Prioress' homily at the ceremony of Reception of the habit of Sr Mary CathyCathy, as you are clothed in the habit of the Order we welcome you into the great family of St Dominic.
Today’s feast is a very fitting occasion for this step on your journey in following the Lord's call. It is a great feast of light and fire – a feast of light and joy, bringing to a climax our celebration of the Incarnation of the Word of God – of His sharing in our flesh and blood. It is also a feast of fire for Simeon’s prophecy points to the Passion of which Jesus would later say: “I have come to cast fire on the earth and how I wish it were blazing already”.

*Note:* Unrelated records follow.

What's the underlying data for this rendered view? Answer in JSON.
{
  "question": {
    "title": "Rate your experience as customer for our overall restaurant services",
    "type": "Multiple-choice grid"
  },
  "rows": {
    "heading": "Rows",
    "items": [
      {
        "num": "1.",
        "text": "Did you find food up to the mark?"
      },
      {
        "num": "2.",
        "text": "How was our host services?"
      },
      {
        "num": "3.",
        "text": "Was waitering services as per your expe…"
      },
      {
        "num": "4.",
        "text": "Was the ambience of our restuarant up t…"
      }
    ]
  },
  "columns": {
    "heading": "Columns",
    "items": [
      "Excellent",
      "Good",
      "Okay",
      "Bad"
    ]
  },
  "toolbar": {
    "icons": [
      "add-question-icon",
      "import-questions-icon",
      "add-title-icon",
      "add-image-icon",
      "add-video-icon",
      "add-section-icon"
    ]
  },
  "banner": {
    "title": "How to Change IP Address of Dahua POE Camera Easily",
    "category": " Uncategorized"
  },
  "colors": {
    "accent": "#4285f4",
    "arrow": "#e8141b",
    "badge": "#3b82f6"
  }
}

Great joy and great pain can exist side by side for they are but two sides of the same coin – namely love. We see examples of this in the lives of Jesus and Mary, of Dominic and Catherine. The greater the love the deeper the joy but also the more one is called to let go of self, to sacrifice all for the sake of the Beloved. With Mary who comes to the Temple to offer herself with her baby Son to the Father you come to offer yourself today. We can trust the One into Whose Hands we entrust ourselves, with all that we are and have – He will not test us beyond our strength but will give us grace and strength in time of need – “because He has himself been through temptation he is able to help those who are tempted.” Like the refiner who sits and watches the precious metal, not allowing the temperature to get too hot or too cold, until he can see his very image in it – so too the Lord purifies us until we are transformed into His own image and likeness – we become another Himself, associated with him in His work of redemption. As we were reminded last week through our baptism and religious consecration Jesus associates us with His priestly work of intercession, interceding on behalf of the Church and the world.
In the Dialogue the heavenly Father says to Catherine “Dominic wanted his children to stand at the table of the Cross seeking only the glory and praise of God and the salvation of souls” (cf ch 158). Through her contemplation of the Cross of Jesus Catherine understood the immense love of God for the human family – she was bold in crying out for mercy: “O Eternal Father I know well that mercy is proper to you. Do not delay any longer in granting your mercy to the world. It is you who make them cry out”. Does this not echo Dominic’s own cry “O Lord what will become of sinners?” This is the cry which we as nuns of the Order of Preachers are asked to perpetuate as our constitutions expresses so well: “In the cloister the nuns devote themselves totally to God and perpetuate that singular gift which the blessed Father had to bearing sinners, the down-trodden and the afflicted in the inmost sanctuary of his compassion”. (LCM 35: I)
My prayer for you today, Cathy, and indeed for all of us is that we continue to say our ‘yes’ day by day, moment by moment, and allow ourselves to be transformed into His likeness for the greater glory of the Holy Trinity and the salvation of the our brothers and sisters.
Congratulations and best wishes to Cathy. She will continue to be remembered in our prayers. Gerard.